1. The problem statement, all variables and given/known data
In the coordinate plane, the points F(-2, 1), G(1, 4), and H(4, 1) lie on a circle with center P. What are the coordinate of point P?

2. Relevant equations

3. The attempt at a solution

I tried subtracting the x-values, but my answer would be always wrong. I think I'm approaching the question incorrectly.

2. Sep 1, 2007

rock.freak667

General equation of a circle is $$x^2+y^2+2fx+2gy+c=0$$ where $$(-f,-g)$$ is the centre of the circle(i.e. P) and radius,$$r= \sqrt{f^2+g^2-c}$$

sub the points F,G and H into this equation
and you'll get 3 equations with 3 unknowns

more precisely you should get to solve these equations

$$8f+2g+c=-17$$
$$2f+8g+c=-17$$
$$-4f+2g+c=-5$$

Last edited: Sep 1, 2007
3. Sep 1, 2007

symbolipoint

The three points F, G, H, form a triangle; and the segment bisectors of each side will intersect at the center of the circle which contains F, G, and H. Find the lines for the segment bisectors (you only need two of them) and find their point of intersection. That is the center point of the circle.

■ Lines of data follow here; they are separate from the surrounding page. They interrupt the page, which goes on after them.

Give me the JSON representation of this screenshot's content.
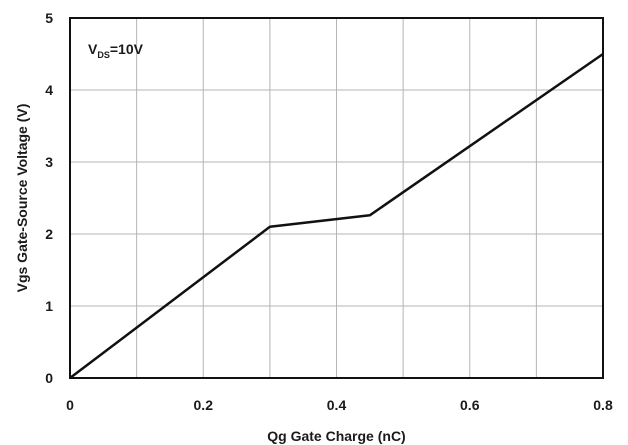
{
  "chart_data": {
    "type": "line",
    "title": "",
    "xlabel": "Qg Gate Charge (nC)",
    "ylabel": "Vgs Gate-Source Voltage (V)",
    "xlim": [
      0,
      0.8
    ],
    "ylim": [
      0,
      5
    ],
    "x_ticks": [
      "0",
      "0.2",
      "0.4",
      "0.6",
      "0.8"
    ],
    "y_ticks": [
      "0",
      "1",
      "2",
      "3",
      "4",
      "5"
    ],
    "grid": true,
    "legend": "none",
    "annotation": {
      "main": "V",
      "subscript": "DS",
      "suffix": "=10V",
      "placement": "top-left"
    },
    "series": [
      {
        "x": [
          0,
          0.3,
          0.45,
          0.8
        ],
        "y": [
          0,
          2.1,
          2.26,
          4.5
        ],
        "color": "#111111"
      }
    ]
  }
}
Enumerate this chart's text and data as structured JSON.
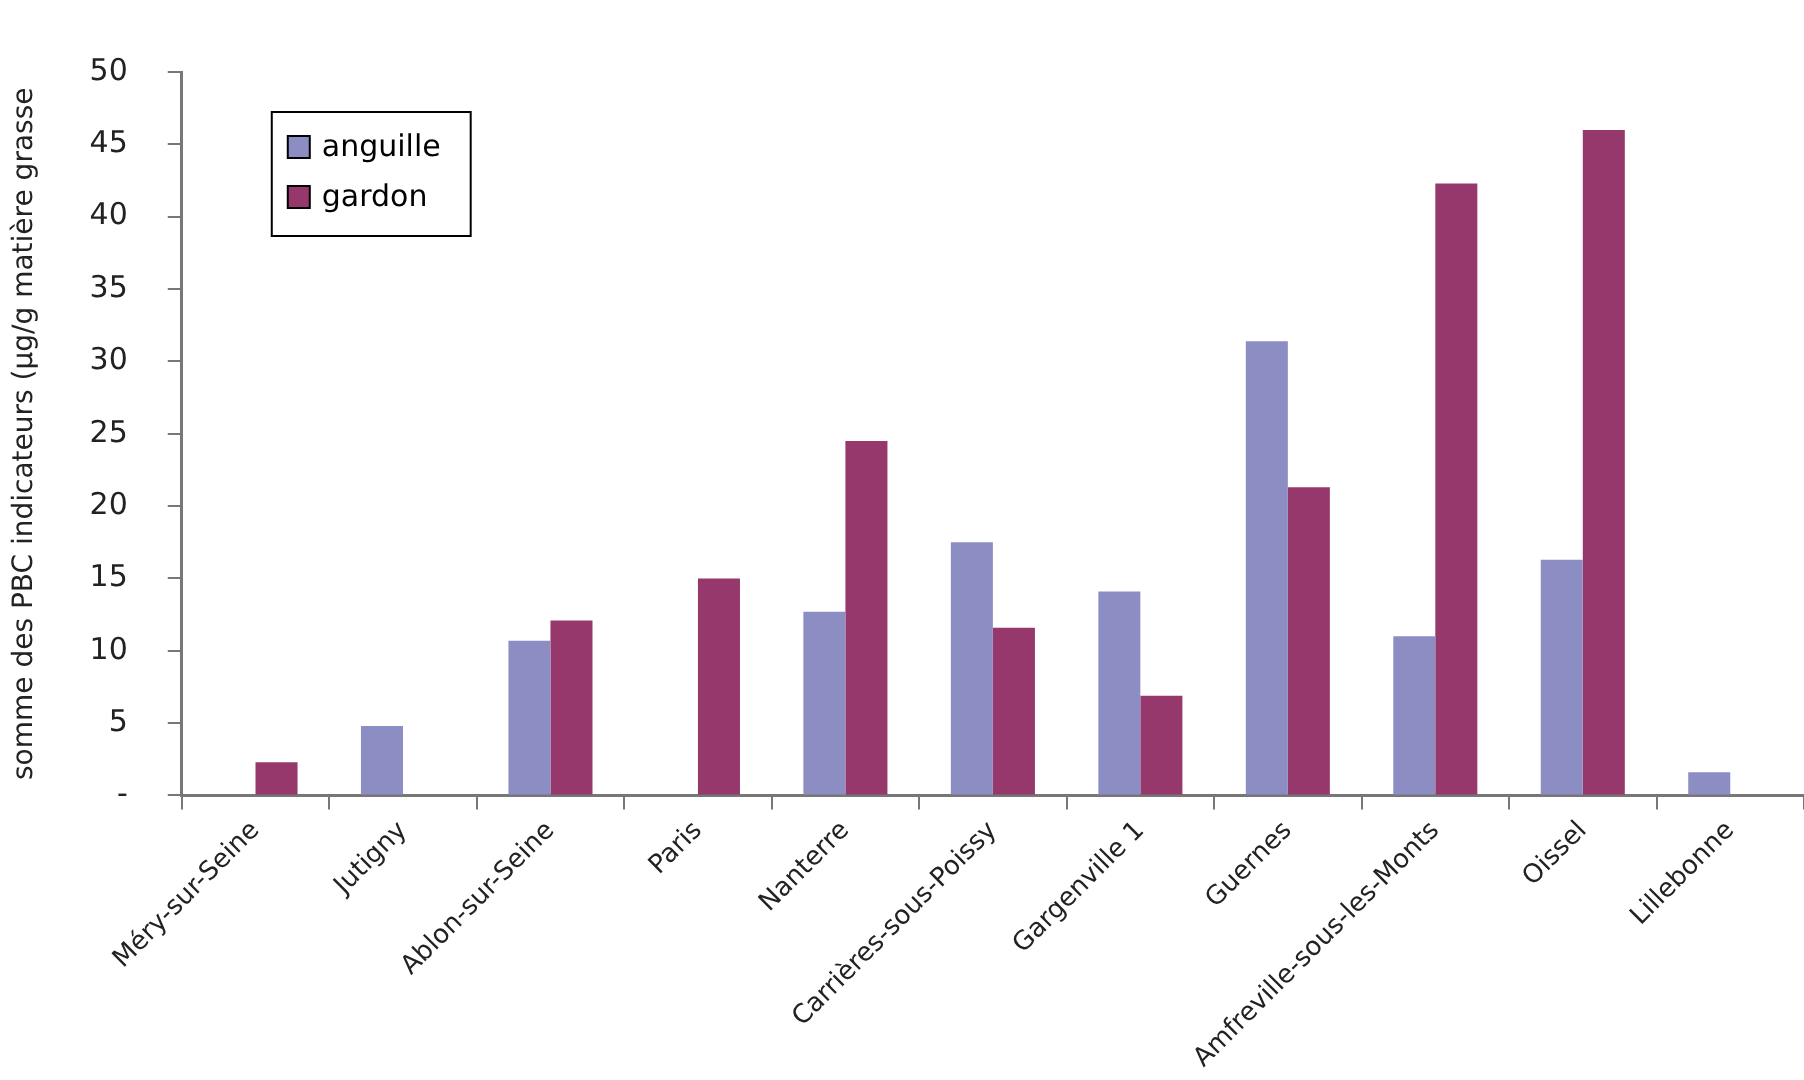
{
  "chart_data": {
    "type": "bar",
    "ylabel": "somme des PBC indicateurs (µg/g matière grasse",
    "categories": [
      "Méry-sur-Seine",
      "Jutigny",
      "Ablon-sur-Seine",
      "Paris",
      "Nanterre",
      "Carrières-sous-Poissy",
      "Gargenville 1",
      "Guernes",
      "Amfreville-sous-les-Monts",
      "Oissel",
      "Lillebonne"
    ],
    "series": [
      {
        "name": "anguille",
        "color": "#8b8dc3",
        "values": [
          null,
          4.8,
          10.7,
          null,
          12.7,
          17.5,
          14.1,
          31.4,
          11.0,
          16.3,
          1.6
        ]
      },
      {
        "name": "gardon",
        "color": "#96386b",
        "values": [
          2.3,
          null,
          12.1,
          15.0,
          24.5,
          11.6,
          6.9,
          21.3,
          42.3,
          46.0,
          null
        ]
      }
    ],
    "ylim": [
      0,
      50
    ],
    "yticks": [
      {
        "value": 0,
        "label": "-"
      },
      5,
      10,
      15,
      20,
      25,
      30,
      35,
      40,
      45,
      50
    ],
    "grid": false,
    "legend": "top left"
  }
}
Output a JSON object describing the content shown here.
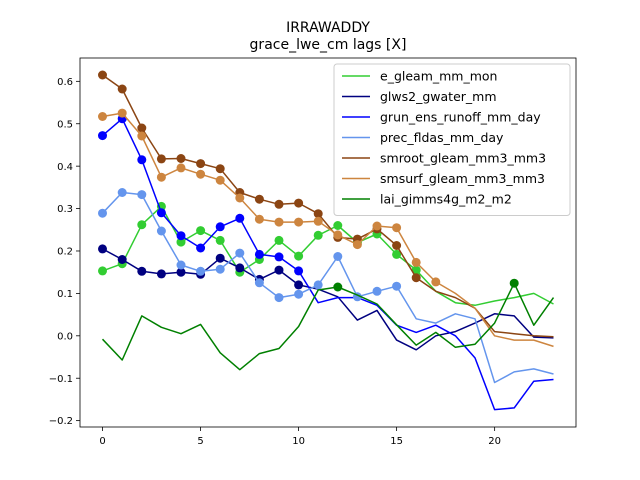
{
  "chart_data": {
    "type": "line",
    "title": "IRRAWADDY",
    "subtitle": "grace_lwe_cm lags [X]",
    "xlabel": "",
    "ylabel": "",
    "xlim": [
      -1.15,
      24.15
    ],
    "ylim": [
      -0.215,
      0.655
    ],
    "xticks": [
      0,
      5,
      10,
      15,
      20
    ],
    "yticks": [
      -0.2,
      -0.1,
      0.0,
      0.1,
      0.2,
      0.3,
      0.4,
      0.5,
      0.6
    ],
    "ytick_labels": [
      "−0.2",
      "−0.1",
      "0.0",
      "0.1",
      "0.2",
      "0.3",
      "0.4",
      "0.5",
      "0.6"
    ],
    "grid": false,
    "legend": "upper-right",
    "x": [
      0,
      1,
      2,
      3,
      4,
      5,
      6,
      7,
      8,
      9,
      10,
      11,
      12,
      13,
      14,
      15,
      16,
      17,
      18,
      19,
      20,
      21,
      22,
      23
    ],
    "series": [
      {
        "name": "e_gleam_mm_mon",
        "color": "#32cd32",
        "values": [
          0.153,
          0.17,
          0.262,
          0.305,
          0.221,
          0.248,
          0.225,
          0.15,
          0.18,
          0.225,
          0.188,
          0.237,
          0.26,
          0.22,
          0.24,
          0.192,
          0.155,
          0.105,
          0.078,
          0.072,
          0.082,
          0.09,
          0.1,
          0.075
        ],
        "markers": [
          0,
          1,
          2,
          3,
          4,
          5,
          6,
          7,
          8,
          9,
          10,
          11,
          12,
          13,
          14,
          15,
          16
        ]
      },
      {
        "name": "glws2_gwater_mm",
        "color": "#000080",
        "values": [
          0.205,
          0.18,
          0.152,
          0.146,
          0.15,
          0.145,
          0.183,
          0.16,
          0.133,
          0.155,
          0.12,
          0.11,
          0.092,
          0.037,
          0.06,
          -0.01,
          -0.033,
          0.0,
          0.01,
          0.03,
          0.052,
          0.047,
          -0.003,
          -0.005
        ],
        "markers": [
          0,
          1,
          2,
          3,
          4,
          5,
          6,
          7,
          8,
          9,
          10
        ]
      },
      {
        "name": "grun_ens_runoff_mm_day",
        "color": "#0000ff",
        "values": [
          0.472,
          0.512,
          0.415,
          0.29,
          0.236,
          0.207,
          0.257,
          0.277,
          0.192,
          0.186,
          0.153,
          0.078,
          0.09,
          0.09,
          0.072,
          0.025,
          0.008,
          0.025,
          0.0,
          -0.052,
          -0.174,
          -0.17,
          -0.107,
          -0.103
        ],
        "markers": [
          0,
          1,
          2,
          3,
          4,
          5,
          6,
          7,
          8,
          9,
          10
        ]
      },
      {
        "name": "prec_fldas_mm_day",
        "color": "#6495ed",
        "values": [
          0.289,
          0.338,
          0.333,
          0.247,
          0.167,
          0.152,
          0.157,
          0.195,
          0.125,
          0.09,
          0.098,
          0.12,
          0.187,
          0.092,
          0.105,
          0.117,
          0.04,
          0.03,
          0.052,
          0.04,
          -0.11,
          -0.085,
          -0.078,
          -0.09
        ],
        "markers": [
          0,
          1,
          2,
          3,
          4,
          5,
          6,
          7,
          8,
          9,
          10,
          11,
          12,
          13,
          14,
          15
        ]
      },
      {
        "name": "smroot_gleam_mm3_mm3",
        "color": "#8b4513",
        "values": [
          0.615,
          0.582,
          0.49,
          0.417,
          0.418,
          0.406,
          0.394,
          0.338,
          0.322,
          0.31,
          0.313,
          0.288,
          0.232,
          0.228,
          0.252,
          0.213,
          0.137,
          0.105,
          0.09,
          0.065,
          0.01,
          0.005,
          0.0,
          -0.002
        ],
        "markers": [
          0,
          1,
          2,
          3,
          4,
          5,
          6,
          7,
          8,
          9,
          10,
          11,
          12,
          13,
          14,
          15,
          16
        ]
      },
      {
        "name": "smsurf_gleam_mm3_mm3",
        "color": "#cd853f",
        "values": [
          0.517,
          0.525,
          0.471,
          0.374,
          0.396,
          0.381,
          0.367,
          0.325,
          0.275,
          0.268,
          0.268,
          0.27,
          0.238,
          0.215,
          0.259,
          0.255,
          0.173,
          0.127,
          0.1,
          0.065,
          0.0,
          -0.01,
          -0.01,
          -0.025
        ],
        "markers": [
          0,
          1,
          2,
          3,
          4,
          5,
          6,
          7,
          8,
          9,
          10,
          11,
          12,
          13,
          14,
          15,
          16,
          17
        ]
      },
      {
        "name": "lai_gimms4g_m2_m2",
        "color": "#008000",
        "values": [
          -0.008,
          -0.057,
          0.047,
          0.02,
          0.005,
          0.027,
          -0.04,
          -0.08,
          -0.042,
          -0.03,
          0.022,
          0.108,
          0.115,
          0.096,
          0.075,
          0.026,
          -0.022,
          0.008,
          -0.027,
          -0.02,
          0.03,
          0.124,
          0.025,
          0.09
        ],
        "markers": [
          12,
          21
        ]
      }
    ]
  }
}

How do you find each line? It contains the midpoint of a side and has slope which is negative reciprocal of the side; substitute into formula for equation of a line.

4. Sep 4, 2007

chaoseverlasting

Another way is, let the coordinates of point p be (x,y). Find the point of intersection of the lines PF and GH, and let it be M. Then you can use the property PM*FM=GM*HM to solve for x and y.

5. Sep 5, 2007

atavistic

This will be the circumcentre right??? Then we can find the equations of any 2 perpendicular side bisectors and equate them.

Am i right?

6. Sep 5, 2007

symbolipoint

Messages #3 and #5 express the same concept. Message #2 is nice because it immediately puts the information into simultaneous equations which are fairly easy to solve.